Detained Immigrant Women Need Better Abortion Access

"We always want better for children but we don’t dare to want better for the women who birth them."
Illustration of people with different skin colors.
Lydia Ortiz

In this op-ed, Isabella Morales Oliva explains why we need to fight for better abortion access for detained immigrant women.

I don’t know how to say zygote in Spanish. Instead, I grasp for a word I know is not there. I don’t know how to say the word zygote, so instead the woman in front of me says the “baby” is not well formed.

I had this conversation, and several like it, at The South Texas Family Residential Center, in Dilley, Texas. I was there providing free legal counsel to detained persons seeking asylum in the United States.

I rarely talk about abortion apart from snarky remarks about the latest anti-abortion legislation in some seemingly far-off state (often, coincidentally, Texas). I’m no expert. Still, when I'm asked by an overworked volunteer at the detention center to talk to the women about their “options,” I know exactly what that means. I spoke to three women about the possibility of abortion. Three women who are already mothers, one with a babbling baby on her lap, the second with a bright pink rosary hanging around her neck, and the last a sweet woman about my mother's age, endearing smile lines and all.

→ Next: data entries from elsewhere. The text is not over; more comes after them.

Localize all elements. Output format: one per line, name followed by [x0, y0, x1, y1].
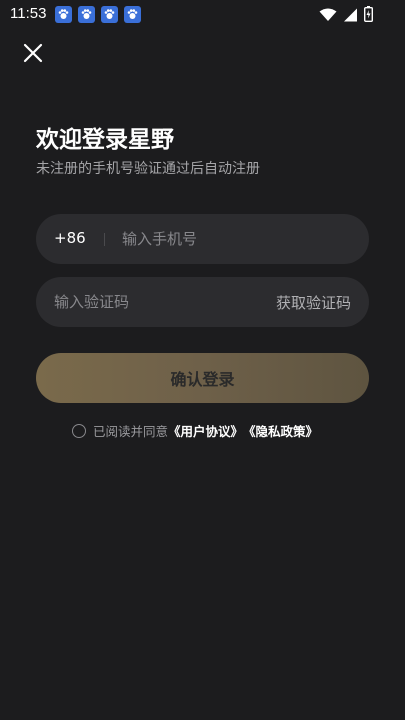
notification-icons [55, 6, 141, 23]
baidu-paw-icon [124, 6, 141, 23]
phone-field: +86 [36, 214, 369, 264]
user-agreement-link[interactable]: 《用户协议》 [168, 421, 243, 440]
wifi-icon [319, 7, 337, 26]
verification-code-field: 获取验证码 [36, 277, 369, 327]
close-icon [18, 43, 48, 72]
privacy-policy-link[interactable]: 《隐私政策》 [243, 421, 318, 440]
confirm-login-button[interactable]: 确认登录 [36, 353, 369, 403]
get-code-button[interactable]: 获取验证码 [276, 292, 351, 313]
page-subtitle: 未注册的手机号验证通过后自动注册 [36, 161, 260, 177]
agreement-checkbox[interactable] [72, 423, 86, 438]
baidu-paw-icon [55, 6, 72, 23]
cellular-signal-icon [343, 7, 358, 26]
page-title: 欢迎登录星野 [36, 127, 174, 153]
battery-charging-icon [363, 6, 373, 26]
status-time: 11:53 [10, 5, 47, 22]
close-button[interactable] [18, 38, 48, 68]
agreement-text: 已阅读并同意 [93, 424, 169, 439]
country-code[interactable]: +86 [54, 229, 86, 247]
phone-input[interactable] [122, 214, 352, 264]
system-icons [319, 6, 373, 26]
agreement-row: 已阅读并同意 《用户协议》 《隐私政策》 [72, 421, 318, 440]
baidu-paw-icon [101, 6, 118, 23]
baidu-paw-icon [78, 6, 95, 23]
field-divider [104, 233, 105, 246]
status-bar: 11:53 [0, 0, 405, 30]
verification-code-input[interactable] [54, 277, 254, 327]
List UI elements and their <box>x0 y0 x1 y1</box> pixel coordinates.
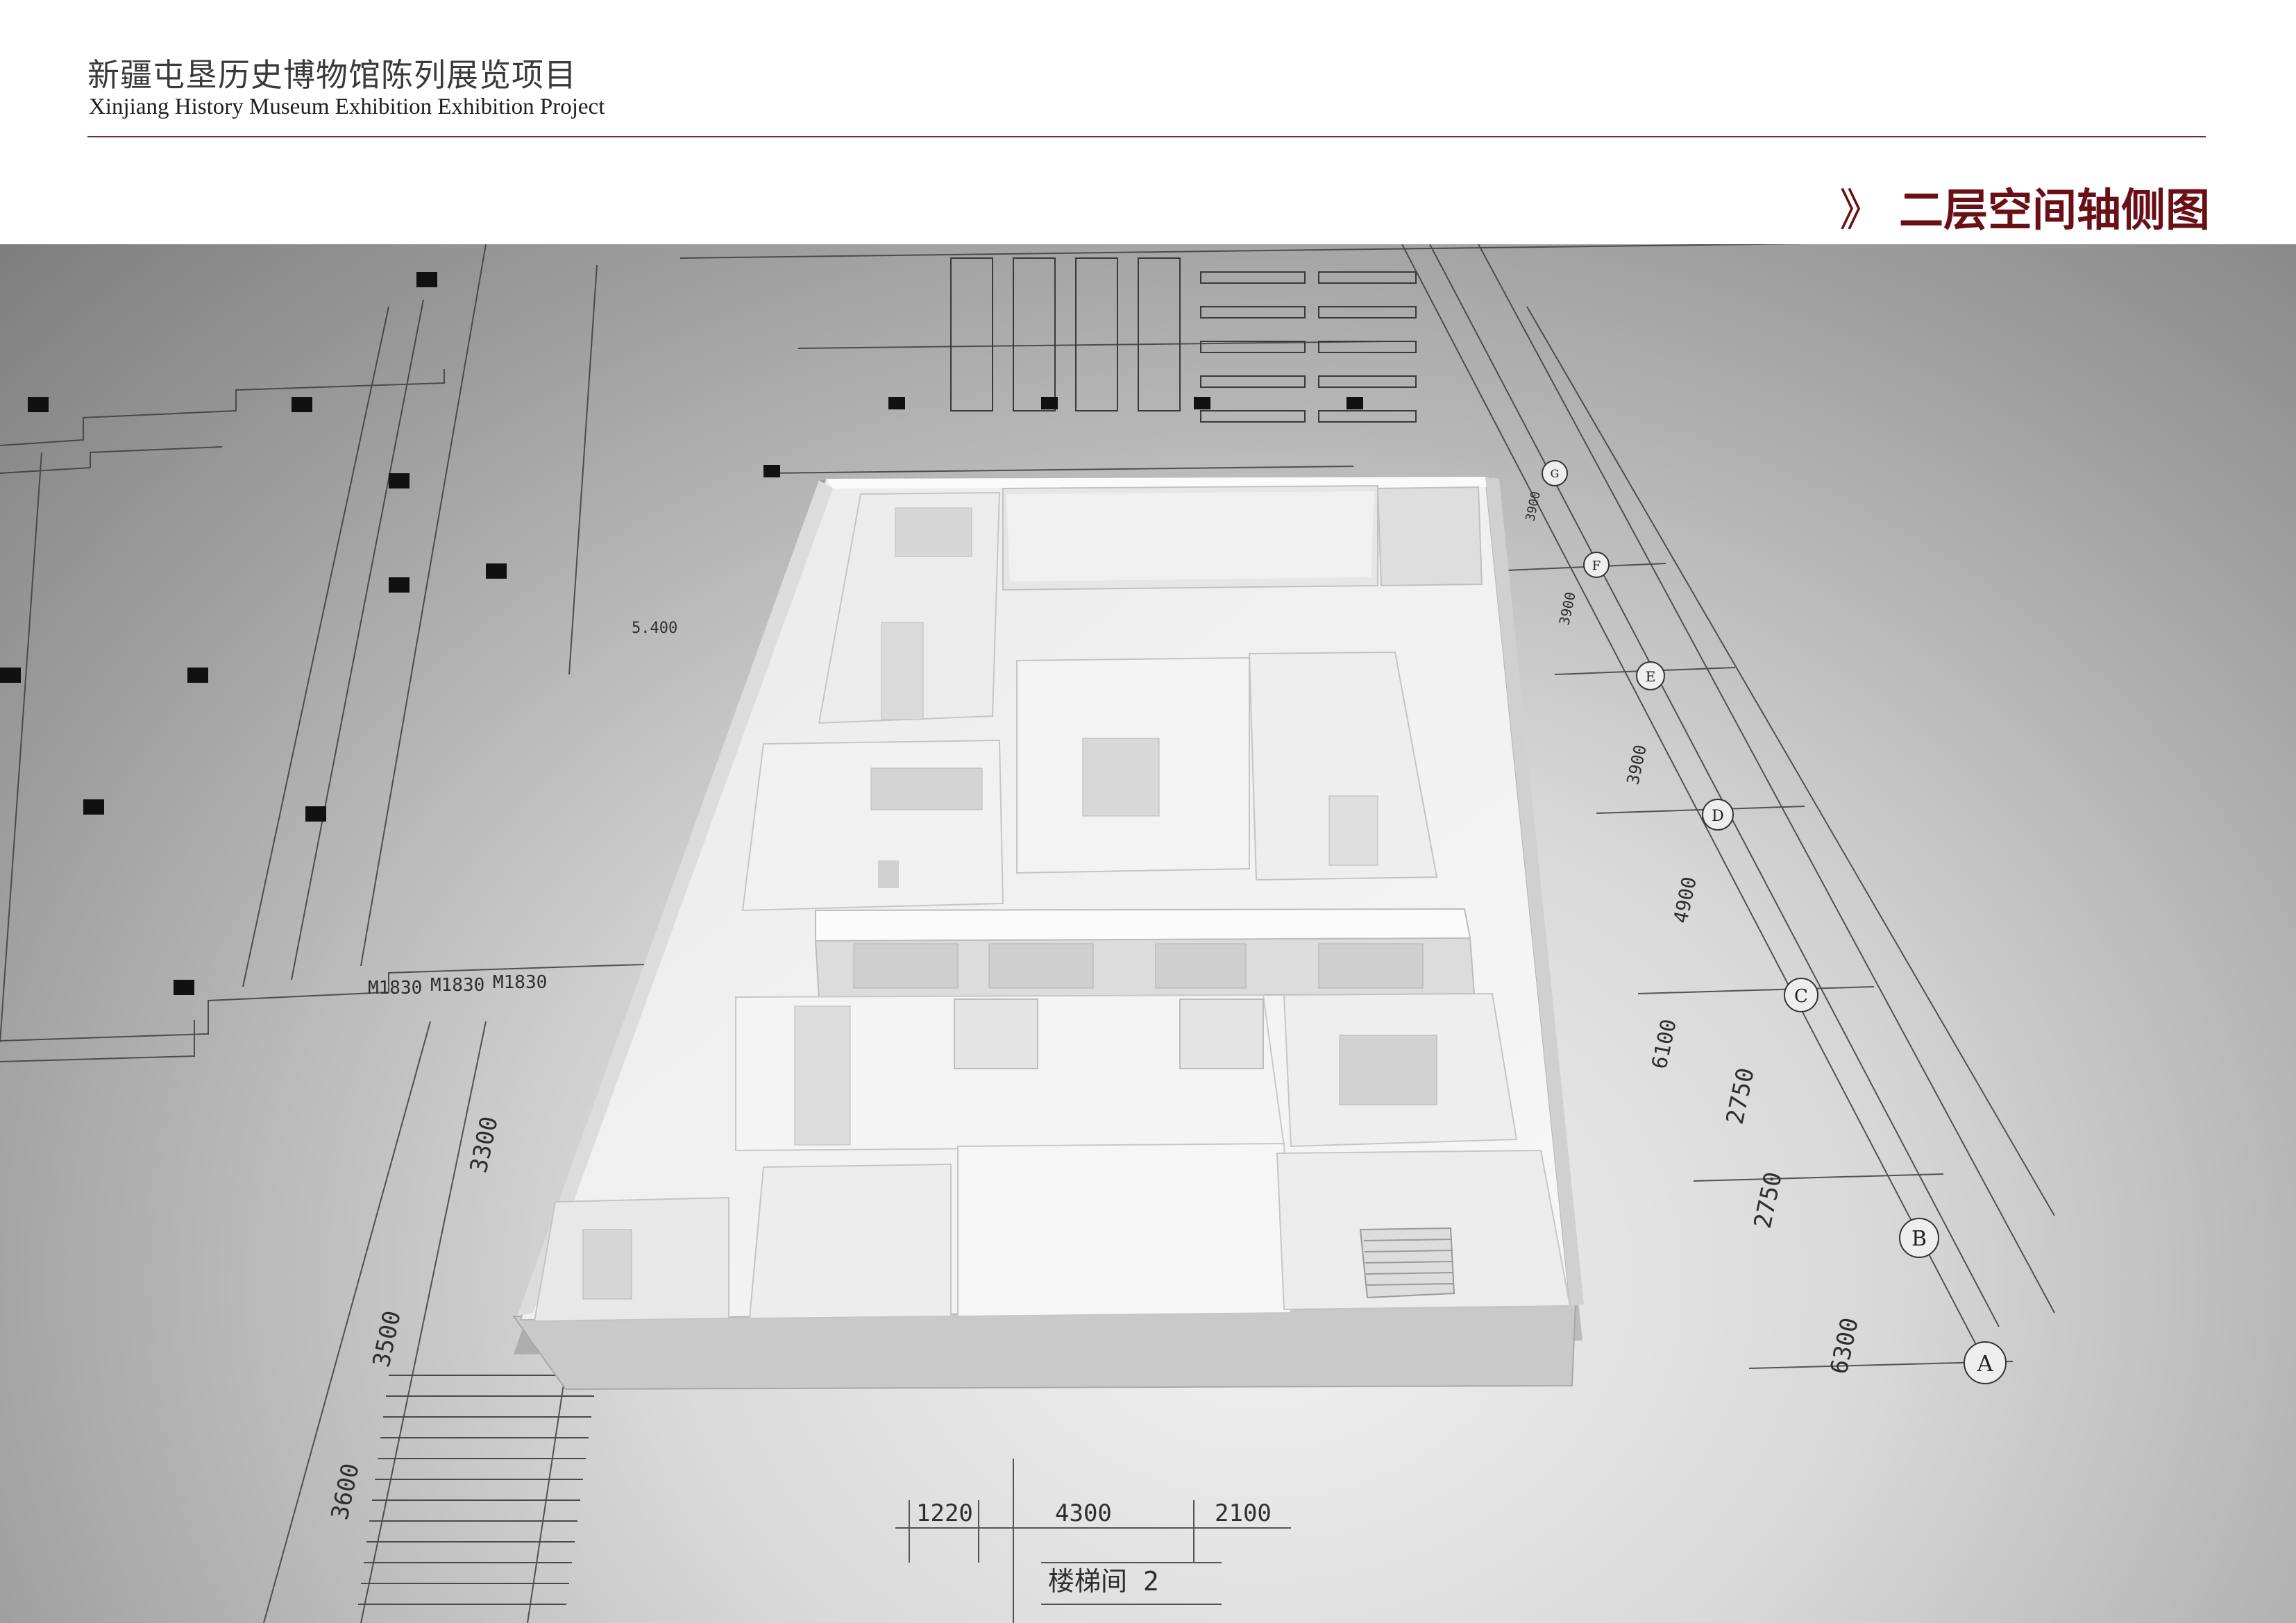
svg-text:A: A <box>1976 1350 1993 1377</box>
svg-text:1220: 1220 <box>916 1499 973 1527</box>
svg-text:M1830: M1830 <box>368 978 422 999</box>
axonometric-render: A B C D E F G 1220 4300 2100 3300 3500 3… <box>0 244 2296 1623</box>
svg-text:6100: 6100 <box>1648 1017 1682 1071</box>
stair-model <box>1359 1227 1455 1299</box>
svg-text:D: D <box>1712 808 1724 825</box>
svg-text:3300: 3300 <box>465 1114 504 1175</box>
seating-grid <box>950 257 1417 423</box>
svg-text:C: C <box>1794 986 1808 1007</box>
svg-text:B: B <box>1911 1227 1927 1251</box>
svg-text:2750: 2750 <box>1721 1065 1760 1126</box>
project-title-cn: 新疆屯垦历史博物馆陈列展览项目 <box>87 56 577 94</box>
svg-text:F: F <box>1592 559 1601 573</box>
svg-text:6300: 6300 <box>1825 1315 1864 1376</box>
svg-text:4300: 4300 <box>1055 1499 1112 1527</box>
svg-text:3500: 3500 <box>368 1308 407 1369</box>
svg-text:M1830: M1830 <box>493 972 547 993</box>
svg-text:3600: 3600 <box>326 1461 365 1522</box>
page-header: 新疆屯垦历史博物馆陈列展览项目 Xinjiang History Museum … <box>0 0 2296 244</box>
svg-text:3900: 3900 <box>1623 743 1650 786</box>
door-labels: M1830 M1830 M1830 <box>368 972 547 999</box>
svg-text:2100: 2100 <box>1215 1499 1272 1527</box>
chevron-icon: 》 <box>1839 185 1884 237</box>
svg-text:4900: 4900 <box>1669 875 1701 926</box>
header-divider <box>87 136 2206 137</box>
svg-text:E: E <box>1646 668 1656 685</box>
stair-hatch <box>358 1375 597 1605</box>
svg-text:3900: 3900 <box>1555 590 1578 627</box>
project-title-en: Xinjiang History Museum Exhibition Exhib… <box>89 94 605 119</box>
svg-text:3900: 3900 <box>1523 490 1544 522</box>
elevation-label: 5.400 <box>632 620 677 637</box>
svg-text:M1830: M1830 <box>430 975 484 996</box>
grid-axis-markers <box>1542 460 2007 1384</box>
section-label: 楼梯间 2 <box>1048 1566 1159 1597</box>
axonometric-drawing: A B C D E F G 1220 4300 2100 3300 3500 3… <box>0 244 2055 1623</box>
building-model <box>512 475 1584 1391</box>
section-heading: 》二层空间轴侧图 <box>1839 175 2210 239</box>
svg-text:G: G <box>1551 467 1560 480</box>
section-heading-text: 二层空间轴侧图 <box>1899 185 2210 237</box>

Many of the families in detention are from the Northern Triangle: Honduras, Guatemala, and El Salvador. Abortion is illegal in all three countries. Guatemala, the most progressive of the three, allows abortion only if the mother's life is at risk. In Honduras the criminalization of abortion is firm. The same is true for El Salvador, where strict laws surrounding abortion were put on international display recently with the case of Evelyn Beatriz Hernandez. Hernandez was convicted with homicide after suffering a 3rd trimester miscarriage, facing up to 40 years in prison. She was acquitted in a retrial on August 19th, but the lengthy battle for her freedom demonstrates just how harsh El Salvador’s anti-abortion laws can be. Hernandez’s battle in the supreme court comes only four years after that of Beatriz Garcia. Garcia, known publicly as “Beatriz,” was denied the termination of her second pregnancy by the Salvadoran Supreme Court, despite doctors’ claim that her pregnancy was potentially fatal because she also had lupus and that the fetus itself was unviable.

The impact of discussing abortion with women who face prison time for an accidental miscarriage in their home countries was not lost on me. Especially since we were having that discussion in a place where many women are jailed for seeking a better life for their children.

These women are fundamentally excluded from the pro-choice conversation. I imagined my first conversation about abortion, my first real conversation about abortion, to be with a friend. One my age, who perhaps did not have a partner, and certainly did not already have a child. The reality is that in the United States, 59% of women who seek abortions are already mothers. We often leave these women out of the conversation, and we most certainly leave out immigrant women, particularly those who already have children. These women are often reduced to nothing more than mothers, even if they don’t yet have children.

The conversation around immigrant women in the U.S. so often returns to motherhood. “They came here for their children” we hear in one ear, “anchor babies” in another. This is the context with which I sat down with each mother to discuss their options.

The net of advocacy in place for families seeking asylum can fail to recognize these women as valuable and worthwhile in their own right. We see it all the time in the way news articles cover immigration detention. The emphasis always on the mothers and their children: the family. In doing so, we police the immigrant family. The mothers are reduced to just that: mothers. Fundamentally, however, they are women and deserve to be taken care of and to take care of themselves.

But as with abortion at large, it's not always that simple. Women being detained by Immigration and Customs Enforcement have limited access to abortion, and ICE will only pay for the abortion in cases of rape, incest, or when the woman's life is in danger. Given the high rates of sexual assault of immigrant women, it's not uncommon that they might be eligible. If the woman can pay for the abortion herself, ICE's rules indicate the agency will transport her to a clinic for the service. Even if that is the case, language barriers and other obstacles might prevent these women from being able to make that choice of their own accord.

These women are not the mothers of a movement. They are not vessels for the next generation of U.S. born children. They are often women fleeing violence in their home country. We hide behind the oft told tale of a mother seeking a better life for her children because it is comforting and it makes a certain kind of sense, and in some cases it is true. We always want better for children but we don’t dare to want better for the women who birth them.

When a woman is presented with full control over her reproductive health, including the option to terminate a pregnancy, they are empowered. An abortion can act as a way of wanting more for her children, for her family, and for that family’s future, but ultimately, the decision to terminate or not is for her wellbeing. In restoring the woman's option to decide, we demonstrate that we stand in solidarity with their choices, all of their choices, not just those pertaining to their children. We dare to want better for the woman she is, rather than the mother she could be.

Cigoto. That’s how you say Zygote in Spanish.